The proposal would establish uniform standards across local boards of health across the commonwealth, including credentialing standards for health officials and training. This aims to accelerate the provision in the original SAPHE law that calls on DPH to develop minimum standards for public health services in consultation with local and regional officials.

The bill also requires that boards of health increase their capacity to meet the standards, including through service sharing agreements or regional health departments. Worcester’s Division of Public Health, for example, serves as the lead agency of the Central Massachusetts Regional Public Health Alliance that represents Grafton, Holden, Leicester, Millbury, Shrewsbury and West Boylston, in addition to Worcester Worcester.

The alliance works together on community health campaigns, environmental health, emergency preparedness, nursing and epidemiology. The alliance has also coordinated on sorting through complaints about COVID-19 compliance and enforcing Baker’s executive orders.

The provision directing DPH to create a uniform data collection and reporting system calls upon the state agency to implement a way to collect data on a broad set of issues that boards of health address. Health officials do submit COVID-19 data through MAVEN, the Massachusetts Virtual Epidemiologic Network, but local health officials do not have a uniform way to collect, track and share data on other work they’re doing.

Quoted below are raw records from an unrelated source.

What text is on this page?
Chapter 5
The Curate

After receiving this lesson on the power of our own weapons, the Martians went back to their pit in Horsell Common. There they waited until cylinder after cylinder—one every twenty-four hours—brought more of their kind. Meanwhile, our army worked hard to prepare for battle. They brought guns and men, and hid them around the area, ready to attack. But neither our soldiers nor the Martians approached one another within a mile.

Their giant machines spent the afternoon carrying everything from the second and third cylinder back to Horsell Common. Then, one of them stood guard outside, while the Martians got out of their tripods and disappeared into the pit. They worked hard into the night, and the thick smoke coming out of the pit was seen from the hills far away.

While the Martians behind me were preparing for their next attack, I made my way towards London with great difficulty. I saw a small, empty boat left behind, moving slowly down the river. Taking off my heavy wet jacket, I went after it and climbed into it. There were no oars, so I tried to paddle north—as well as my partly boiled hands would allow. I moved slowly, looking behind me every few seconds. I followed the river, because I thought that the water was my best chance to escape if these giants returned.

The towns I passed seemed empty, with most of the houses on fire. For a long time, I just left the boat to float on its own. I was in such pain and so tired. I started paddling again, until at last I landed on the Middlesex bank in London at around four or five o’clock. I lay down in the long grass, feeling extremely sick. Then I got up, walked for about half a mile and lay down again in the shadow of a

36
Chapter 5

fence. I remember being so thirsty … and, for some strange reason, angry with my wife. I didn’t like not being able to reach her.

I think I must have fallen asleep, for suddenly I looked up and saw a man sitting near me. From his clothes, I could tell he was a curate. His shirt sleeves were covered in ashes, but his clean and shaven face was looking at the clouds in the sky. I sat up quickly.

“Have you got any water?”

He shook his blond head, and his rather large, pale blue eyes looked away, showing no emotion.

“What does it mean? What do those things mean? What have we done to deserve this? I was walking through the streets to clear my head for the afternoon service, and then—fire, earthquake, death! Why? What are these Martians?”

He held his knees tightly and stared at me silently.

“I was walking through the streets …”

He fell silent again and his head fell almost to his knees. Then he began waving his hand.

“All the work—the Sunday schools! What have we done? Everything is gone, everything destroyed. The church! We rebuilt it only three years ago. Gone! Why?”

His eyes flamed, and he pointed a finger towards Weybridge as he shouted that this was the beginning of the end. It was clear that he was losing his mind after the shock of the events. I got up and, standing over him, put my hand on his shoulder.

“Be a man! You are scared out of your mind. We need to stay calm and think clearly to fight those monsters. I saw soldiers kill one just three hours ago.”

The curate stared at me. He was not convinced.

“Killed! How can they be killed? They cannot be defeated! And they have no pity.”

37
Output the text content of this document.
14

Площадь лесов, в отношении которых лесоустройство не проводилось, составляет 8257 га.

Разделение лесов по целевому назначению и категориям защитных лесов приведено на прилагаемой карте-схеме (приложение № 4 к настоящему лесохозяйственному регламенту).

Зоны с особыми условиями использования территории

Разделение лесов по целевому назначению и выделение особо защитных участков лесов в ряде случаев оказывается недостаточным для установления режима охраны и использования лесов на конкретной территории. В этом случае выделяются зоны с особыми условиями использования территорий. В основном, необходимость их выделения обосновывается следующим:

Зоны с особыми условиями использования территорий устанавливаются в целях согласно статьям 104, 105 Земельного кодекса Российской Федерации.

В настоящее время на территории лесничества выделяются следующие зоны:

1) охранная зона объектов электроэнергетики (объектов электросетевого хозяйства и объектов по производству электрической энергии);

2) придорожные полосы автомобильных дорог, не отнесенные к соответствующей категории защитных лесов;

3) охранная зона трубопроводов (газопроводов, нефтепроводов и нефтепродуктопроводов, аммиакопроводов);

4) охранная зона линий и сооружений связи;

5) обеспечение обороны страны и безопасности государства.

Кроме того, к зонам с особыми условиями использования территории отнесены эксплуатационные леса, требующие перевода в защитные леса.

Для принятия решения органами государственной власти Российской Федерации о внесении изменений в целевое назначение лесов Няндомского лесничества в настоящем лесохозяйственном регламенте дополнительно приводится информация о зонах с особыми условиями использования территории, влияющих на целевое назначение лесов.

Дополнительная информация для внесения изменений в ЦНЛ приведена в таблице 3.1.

The bill also contains a provision to create a dedicated funding source for boards of health, like public schools and libraries do. The provision comes as the state is looking for new revenue for fear of a major spending gap, but coalition members say having a dedicated funding source could have helped the state save money in its response to the coronavirus pandemic.

One example local health officials and Comerford noted was the Contact Tracing Collaborative with Partners in Health, which still required help from local public health officials.

“We had no ability to do anything but that was because we didn’t have a public health infrastructure that could take it,” said Comerford, adding COVID-19 contact tracing efforts weren’t fast or efficient enough. “Had we had a structure we could invest in, we could have bolstered that structure, strengthened it, turned that money toward our local boards of health.”

The bill drew input from local health officials from across the state, from Phoebe Walker, director of Community Services for the Franklin Regional Council of Governments, to Damon Chaplin, director of the New Bedford Health Department.

Chaplin raised concerns in July that the southeastern Massachusetts city was seeing an undercount of coronavirus cases, particularly among Latino and Black residents who worry about surprise bills in the mail even though COVID-19 tests are supposed to be covered by insurance.

“It’s come to life because of the lived experience and expertise of local and regional public health officials,” said Comerford, who is also chair of the Senate’s COVID-19 working group. “That’s not always how this works.”